I'm not a wedding planner or wedding day coordinator. My clients - the ones who are the right fit - are completely comfortable being in charge of how their day unfolds. If my clients have a Pinterest board or a shot list (there are times when a shot list is a must, like during the family photos, or when a Pinterest board is extremely helpful, like for certain details and wedding party portraits), then they bring that list on the day-of and have their maid of honor or a trusted family member pull it out when it's time. I'm still being true to my clients' authentic experience without imposing my will, if you will. I'm not the one telling my clients to do those things. When I'm shooting my way, I never put my cameras down to look at timelines or shot lists - my clients let me know where they want me to be and when, and I just don't stop shooting. (Do my italics tell you how passionately I feel about all this? LOL.)

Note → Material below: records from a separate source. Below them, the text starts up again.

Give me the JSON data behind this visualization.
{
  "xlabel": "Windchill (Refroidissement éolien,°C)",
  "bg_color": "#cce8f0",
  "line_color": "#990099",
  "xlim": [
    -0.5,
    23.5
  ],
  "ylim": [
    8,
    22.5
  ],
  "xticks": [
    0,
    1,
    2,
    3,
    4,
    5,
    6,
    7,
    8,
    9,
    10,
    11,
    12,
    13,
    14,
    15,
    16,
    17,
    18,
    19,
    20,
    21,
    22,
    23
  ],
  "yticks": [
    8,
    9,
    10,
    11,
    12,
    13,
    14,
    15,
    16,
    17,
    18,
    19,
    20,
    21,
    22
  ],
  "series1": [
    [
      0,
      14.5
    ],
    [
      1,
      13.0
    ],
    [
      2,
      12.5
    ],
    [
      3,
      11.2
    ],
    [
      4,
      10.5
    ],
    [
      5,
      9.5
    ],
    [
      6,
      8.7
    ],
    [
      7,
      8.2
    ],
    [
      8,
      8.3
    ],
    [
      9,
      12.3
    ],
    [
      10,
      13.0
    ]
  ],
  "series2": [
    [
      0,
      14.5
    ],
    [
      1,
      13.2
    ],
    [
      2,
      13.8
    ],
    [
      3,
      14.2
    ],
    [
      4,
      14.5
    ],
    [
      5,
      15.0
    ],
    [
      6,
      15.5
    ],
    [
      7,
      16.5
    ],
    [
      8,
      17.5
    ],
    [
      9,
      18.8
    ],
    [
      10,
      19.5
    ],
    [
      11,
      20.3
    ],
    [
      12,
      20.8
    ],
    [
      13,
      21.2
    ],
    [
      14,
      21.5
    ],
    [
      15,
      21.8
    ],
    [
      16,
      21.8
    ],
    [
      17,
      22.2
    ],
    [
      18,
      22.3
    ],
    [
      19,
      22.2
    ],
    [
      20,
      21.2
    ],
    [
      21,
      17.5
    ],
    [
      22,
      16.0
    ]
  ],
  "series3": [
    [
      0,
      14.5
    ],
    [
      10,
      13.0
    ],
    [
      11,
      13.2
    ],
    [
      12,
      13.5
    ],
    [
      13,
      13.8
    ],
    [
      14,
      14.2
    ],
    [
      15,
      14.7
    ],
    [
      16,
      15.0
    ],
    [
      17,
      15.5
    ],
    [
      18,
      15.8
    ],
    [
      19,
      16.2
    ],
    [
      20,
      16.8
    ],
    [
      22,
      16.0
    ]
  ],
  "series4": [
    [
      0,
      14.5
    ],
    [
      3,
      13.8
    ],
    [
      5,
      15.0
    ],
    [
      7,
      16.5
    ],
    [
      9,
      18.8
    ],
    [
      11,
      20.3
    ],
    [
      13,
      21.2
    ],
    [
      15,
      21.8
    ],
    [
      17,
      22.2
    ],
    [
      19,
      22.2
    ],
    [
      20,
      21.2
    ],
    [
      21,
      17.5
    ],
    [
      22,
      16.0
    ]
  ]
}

So that's extremely important for potential clients to know - and it's not something you'll know just by looking at my work, because you'll see plenty of set-up shots (like dresses hanging outside, rings inside bouquets, wedding party portraits, etc) that clients have specifically asked for.
For 2020 and beyond, in order for me to remain affordable and be okay with that, I'm dedicating myself to the craft of wedding photojournalism like never before - because that's what I enjoy.
What is wedding photojournalism? According to the Wedding Photojournalist Association, wedding photojournalists are "telling the story of a wedding, not directing it." Here's more from the WPJA, of which I aspire to be a member someday:
"Two people making a commitment of marriage want to remember the day for the rest of their lives. Shouldn’t the wedding photography that commemorates their celebration reflect the personal moments and honest emotions they will remember?
"For all the decisions you make in planning a wedding, the biggest decision is declared before family and friends: an honest commitment to your relationship and its future. The photographs of the day, the event and the celebration should reflect that kind of authenticity — they should reflect you. [...] [Wedding photojournalists] want to tell, not dictate, the beautiful story of your unique wedding. [...] [Y]ou and your spouse will see your dedication to each other — as well as the true joy and honest emotions of your participants and guests — in the moments we can capture at your wedding. Committed to the ideals of using photographic realism to document your joyous commitment to each other, [wedding photojournalists] seek to give brides and grooms pictures worthy of a day worth remembering."
This style is not for everyone. There are many brides who want a photographer who will work extra hard to make them look beautiful, who will pose them perfectly throughout the day, who will be in charge of their wedding day timeline, who will tell them what to do and when. There isn't anything wrong with that - but those brides aren't going to be happy with what I do. If you're someone who is going to look at me and say, "Don't take a picture of this," because you don't want a real moment captured, then I'm not for you. If you're going to ask me on your wedding day, "What should I do now?" then I'm not for you. If you're going to say, "I only want photos of me from a specific angle," then I'm sorry, but I'm just not for you.
I hate the way that all sounds, but I have to be blunt. I don't charge much - so it's imperative that I get to enjoy what I do. What I enjoy most is capturing all of those real, emotional moments that I had nothing to do with. I enjoy blending unseen into the background, people forgetting I'm there, and being able to surprise my clients with all of the amazing memories that they didn't even know I captured. I also love it when clients collaborate with me to help create the portraits they want, instead of me being in charge of those.
And maybe that's why other photographers do charge so much. But for me, I'd rather just capture 1,000 photos per hour on the day of everything that unfolds, as beautifully and as authentically as possible.